話し合いでは以下のポイントについても相談しましょう。
- そもそも墓じまいをするか
- 墓じまいをする場合の費用をどうするか
- 墓じまい後の改葬方法はどうするか
- だれが業者を探したり連絡したりするか
など、できるだけ具体的な部分まで話し合っておくと後のトラブルを防ぐことができます。
複数の業者で相見積もりを取ろう
お墓の解体・撤去にかかる費用は依頼する業者によって大きく異なる可能性があります、
そのため、複数の業者から見積もりを取り、作業内容や費用を検討して、最もコストパフォーマンスが良い業者を選ぶのがおすすめです。
費用だけで解体業者を選ばない
墓じまいを依頼する業者を選ぶ際にはもちろん費用も重要です。
しかし、業者の評判・口コミ・過去の実績・費用なども確認して選びましょう。
また、業者によっては工事後に追加費用を請求されることもあります。
見積もりで安いからという理由で選んだのに、追加費用でかなり費用が上がるというケースもあるので、事前に追加費用の有無についても確認しておきましょう。
墓じまいのメリット
墓じまいには多くのメリットがありますが、ここでは主なメリットを3つ紹介していきます。
お墓の管理コストが必要なくなる
墓じまいを行うと墓地の管理維持にかかるコストを削減できます。
お墓は購入時だけでなく管理維持費を支払い続けることが多いので、墓じまいをすることでこの費用についての心配をする必要もありません。
誰がこの管理維持費を支払うかで揉める場合も多いので、トラブル防止にもなります。
家族の負担が減る
少子高齢化が進む現代の日本では、お墓の後継者が不足するというケースが増えています。
墓じまいを行うことで、後継者がいない場合の心配がなくなり、また、遠方に住む家族がいる場合はその負担を軽減することもできます。
新しい供養方法を選べる
最近は供養方法が多様化しているため、墓じまい後には散骨や樹木葬などを自由に選ぶことができます。

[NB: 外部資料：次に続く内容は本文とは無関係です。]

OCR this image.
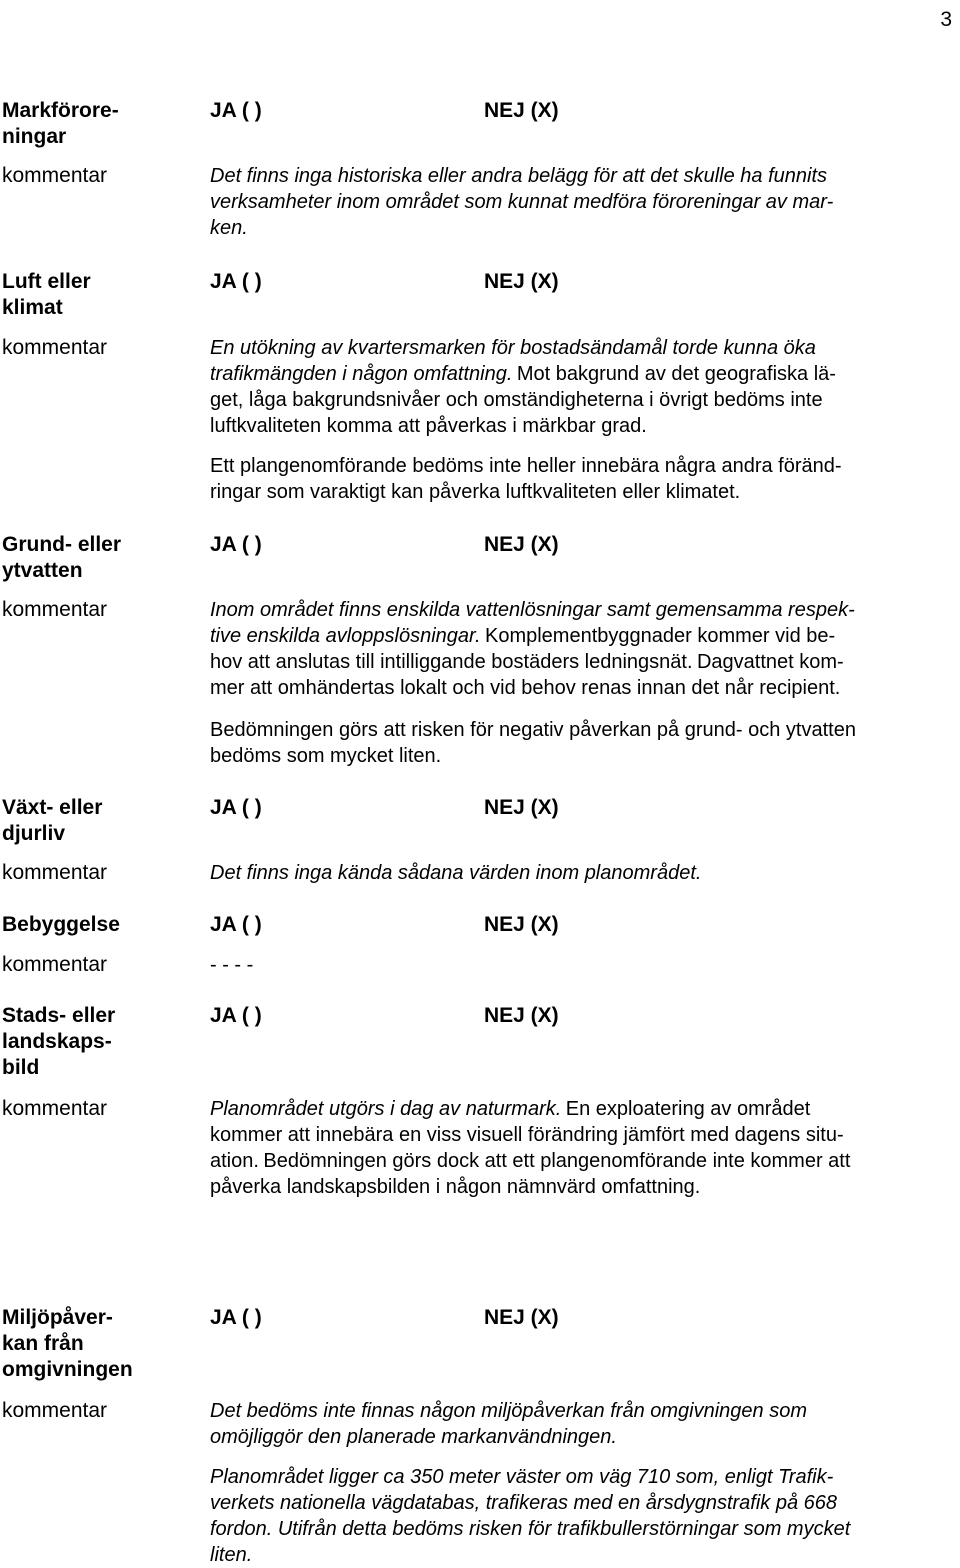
3
Markförore-
ningar
JA ( )	NEJ (X)
kommentar	Det finns inga historiska eller andra belägg för att det skulle ha funnits
verksamheter inom området som kunnat medföra föroreningar av mar-
ken.
Luft eller
klimat
JA ( )	NEJ (X)
kommentar	En utökning av kvartersmarken för bostadsändamål torde kunna öka
trafikmängden i någon omfattning. Mot bakgrund av det geografiska lä-
get, låga bakgrundsnivåer och omständigheterna i övrigt bedöms inte
luftkvaliteten komma att påverkas i märkbar grad.
Ett plangenomförande bedöms inte heller innebära några andra föränd-
ringar som varaktigt kan påverka luftkvaliteten eller klimatet.
Grund- eller
ytvatten
JA ( )	NEJ (X)
kommentar	Inom området finns enskilda vattenlösningar samt gemensamma respek-
tive enskilda avloppslösningar. Komplementbyggnader kommer vid be-
hov att anslutas till intilliggande bostäders ledningsnät. Dagvattnet kom-
mer att omhändertas lokalt och vid behov renas innan det når recipient.
Bedömningen görs att risken för negativ påverkan på grund- och ytvatten
bedöms som mycket liten.
Växt- eller
djurliv
JA ( )	NEJ (X)
kommentar	Det finns inga kända sådana värden inom planområdet.
Bebyggelse	JA ( )	NEJ (X)
kommentar	- - - -
Stads- eller
landskaps-
bild
JA ( )	NEJ (X)
kommentar	Planområdet utgörs i dag av naturmark. En exploatering av området
kommer att innebära en viss visuell förändring jämfört med dagens situ-
ation. Bedömningen görs dock att ett plangenomförande inte kommer att
påverka landskapsbilden i någon nämnvärd omfattning.
Miljöpåver-
kan från
omgivningen
JA ( )	NEJ (X)
kommentar	Det bedöms inte finnas någon miljöpåverkan från omgivningen som
omöjliggör den planerade markanvändningen.
Planområdet ligger ca 350 meter väster om väg 710 som, enligt Trafik-
verkets nationella vägdatabas, trafikeras med en årsdygnstrafik på 668
fordon. Utifrån detta bedöms risken för trafikbullerstörningar som mycket
liten.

故人やご家族の考えに基づいた方法で供養できるため、ご遺族の生活スタイルや故人の願いをかなえることができます。
墓じまいのデメリット
ここでは、墓じまいのデメリットを紹介します。
手続きやそれにかかる時間がかかる
墓じまいをするためにはいくつかの手続きが必要です。
手続きだけでなく業者選び、改葬方法の決定など他にも多くの時間が必要です。
親族間での話し合いなども行う必要があり、ある程度の期間が必要になります。
墓じまいにはある程度の手間や時間がかかると思っておきましょう。
費用がかかる
墓じまいにはある程度の費用が必要です。
お墓の解体・撤去費用、改葬に必要な費用など多い場合は数百万円が必要なこともあります。
しかし、改葬方法によっては管理維持費が必要なくなるため、全体的なコストを抑えられることも多いです。
精神的なストレスとなることがある
墓じまいに関する考え方は同じ家族でも考え方が異なります。
そのため墓じまいに関する親族間での話し合いは揉めることも多いです。
このような話し合いはなかなかうまくまとまらず精神的なストレスとなることもあります。
まとめ
墓じまいに必要な費用に対して補助金が出る自治体は日本にいくつかあります。
ある程度大きな額が必要になることが多い墓じまいですが、無縁墓を減らすためには必要な作業です。
補助金が出ない場合にも、費用を抑える方法がいくつかあるのでその方法を選ぶのもおすすめです。
墓じまいは家族にとって大きな決断になるので、事前に納得がいくまで話し合いましょう。